GK-LDA is an open-source Java package implementing the algorithm proposed in the paper (Chen et al., CIKM 2013), created by Zhiyuan (Brett) Chen. For more details, please refer to this paper.
If you use this package, please cite the paper: Zhiyuan Chen, Arjun Mukherjee, Bing Liu, Meichun Hsu, Malu Castellanos, and Riddhiman Ghosh. Discovering Coherent Topics Using General Knowledge. In Proceedings of CIKM 2013, pages 209-218.
If you have any question or bug report, please send it to Zhiyuan (Brett) Chen ([email protected]).
## Quick StartFirst, Clone the repo: git clone https://github.com/czyuan/GKLDA.git
.
Then, 2 quick start options are available:
- Import the directory into Eclipse (recommended).
If you get the exception Java.Lang.OutOfMemoryError, please increase the Java heap memory for Eclipse: http://www.mkyong.com/eclipse/eclipse-java-lang-outofmemoryerror-java-heap-space/.
- Use Maven
a. Then, change the current working directory to Src.
cd GKLDA/Src
b. Build the package.
mvn clean package
c. Increase the Java heap memory for Maven.
export MAVEN_OPTS=-Xmx1024m
d. Run the program.
mvn exec:java -Dexec.mainClass="launch.MainEntry"
- -i: the path of input domains directory.
- -know: the file path of input knowledge file.
- -o: the path of output model directory.
- -nthreads: the number of threads used in the program. The program runs in parallel supporting multithreading.
- -nTopics: the number of topics used in Topic Model for each domain.
- domain.docs: each line (representing a document) contains a list of word ids.
- domain.vocab: mapping from word id (starting from 0) to word, separated by ":".
The input directory should also contain a knowledge file, in which each line represents a must-set (i.e., a set of words that should appear together under the same topic).
The output directory contains topic model results for each learning iteration. LearningIteration 0 is always LDA, i.e., without any knowledge. LearningIteration 1 is GK-LDA with the input knowledge. LDA is run first in order to construct word correlation metric used in GK-LDA.
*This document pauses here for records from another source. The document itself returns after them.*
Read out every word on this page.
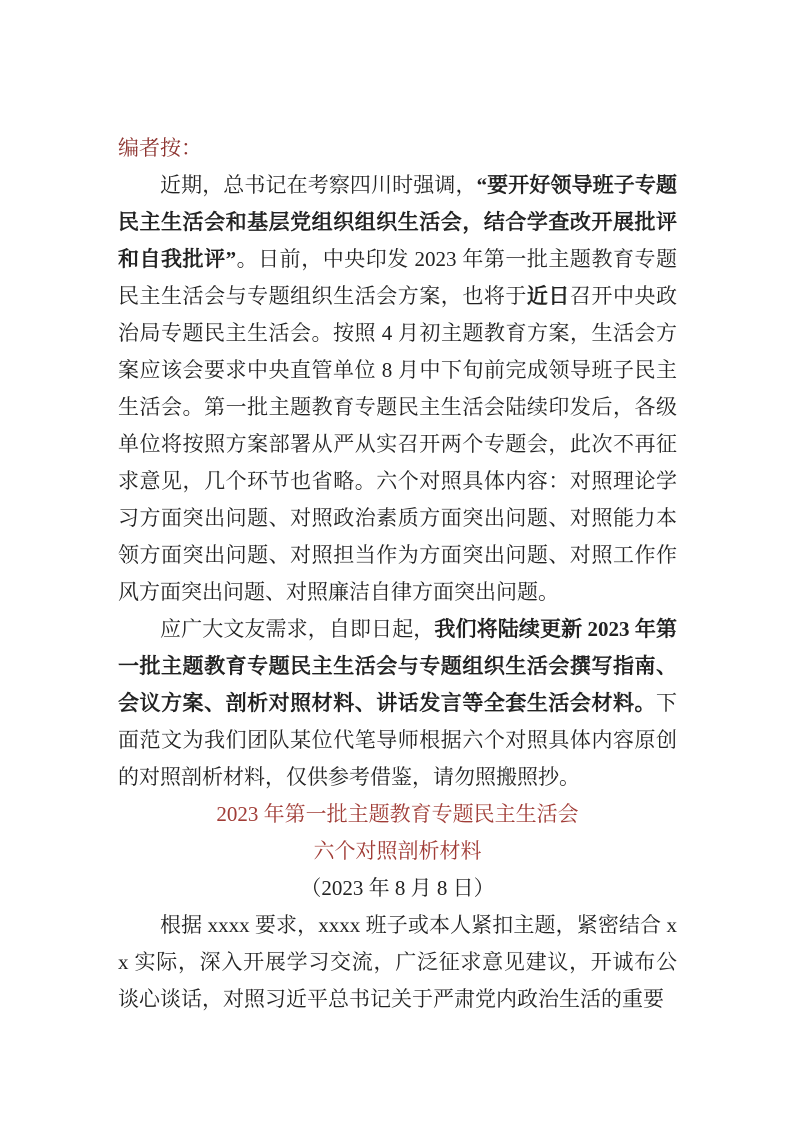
编者按：

近期，总书记在考察四川时强调，“要开好领导班子专题民主生活会和基层党组织组织生活会，结合学查改开展批评和自我批评”。日前，中央印发 2023 年第一批主题教育专题民主生活会与专题组织生活会方案，也将于近日召开中央政治局专题民主生活会。按照 4 月初主题教育方案，生活会方案应该会要求中央直管单位 8 月中下旬前完成领导班子民主生活会。第一批主题教育专题民主生活会陆续印发后，各级单位将按照方案部署从严从实召开两个专题会，此次不再征求意见，几个环节也省略。六个对照具体内容：对照理论学习方面突出问题、对照政治素质方面突出问题、对照能力本领方面突出问题、对照担当作为方面突出问题、对照工作作风方面突出问题、对照廉洁自律方面突出问题。

应广大文友需求，自即日起，我们将陆续更新 2023 年第一批主题教育专题民主生活会与专题组织生活会撰写指南、会议方案、剖析对照材料、讲话发言等全套生活会材料。下面范文为我们团队某位代笔导师根据六个对照具体内容原创的对照剖析材料，仅供参考借鉴，请勿照搬照抄。

2023 年第一批主题教育专题民主生活会

六个对照剖析材料

（2023 年 8 月 8 日）

根据 xxxx 要求，xxxx 班子或本人紧扣主题，紧密结合 xx 实际，深入开展学习交流，广泛征求意见建议，开诚布公谈心谈话，对照习近平总书记关于严肃党内政治生活的重要
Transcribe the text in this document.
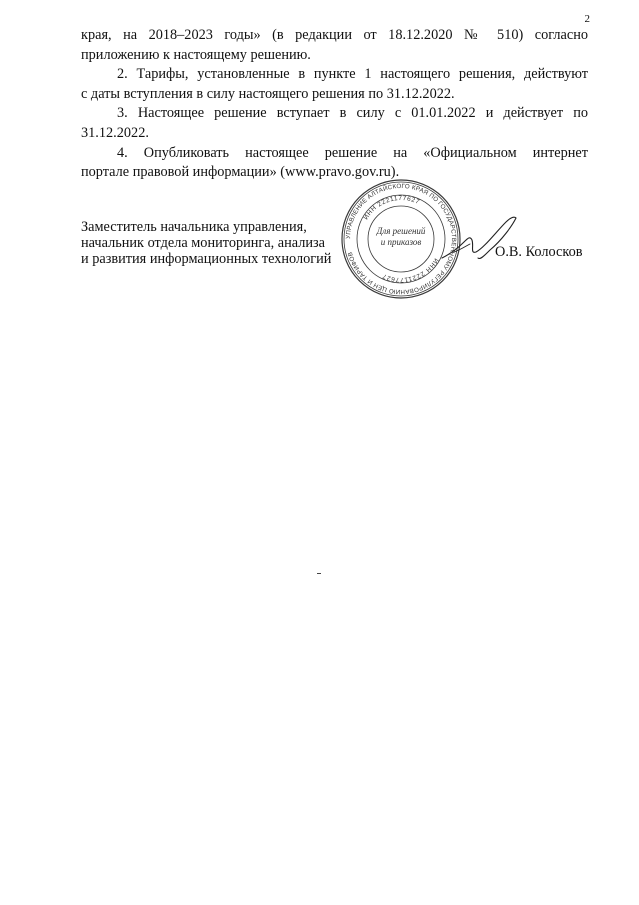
2

края, на 2018–2023 годы» (в редакции от 18.12.2020 № 510) согласно
приложению к настоящему решению.

2. Тарифы, установленные в пункте 1 настоящего решения, действуют
с даты вступления в силу настоящего решения по 31.12.2022.

3. Настоящее решение вступает в силу с 01.01.2022 и действует по
31.12.2022.

4. Опубликовать настоящее решение на «Официальном интернет
портале правовой информации» (www.pravo.gov.ru).

Заместитель начальника управления,
начальник отдела мониторинга, анализа
и развития информационных технологий
УПРАВЛЕНИЕ АЛТАЙСКОГО КРАЯ ПО ГОСУДАРСТВЕННОМУ РЕГУЛИРОВАНИЮ ЦЕН И ТАРИФОВ
ИНН 2221177627
ИНН 2221177627
Для решений
и приказов
О.В. Колосков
Under each learning iteration folder and sub-folder "DomainModels", there are a list of domain folders where each domain folder contains topic model results for each domain. Under each domain folder, there are 6 files (can be opened by text editors):
- domain.docs: each line (representing a document) contains a list of word ids.
- domain.param: parameter settings.
- domain.tassign: topic assignment for each word in each document.
- domain.twdist: topic-word distribution
- domain.twords: top words under each topic. The columns are separated by '\t' where each column corresponds to each topic.
- domain.vocab: mapping from word id (starting from 0) to word.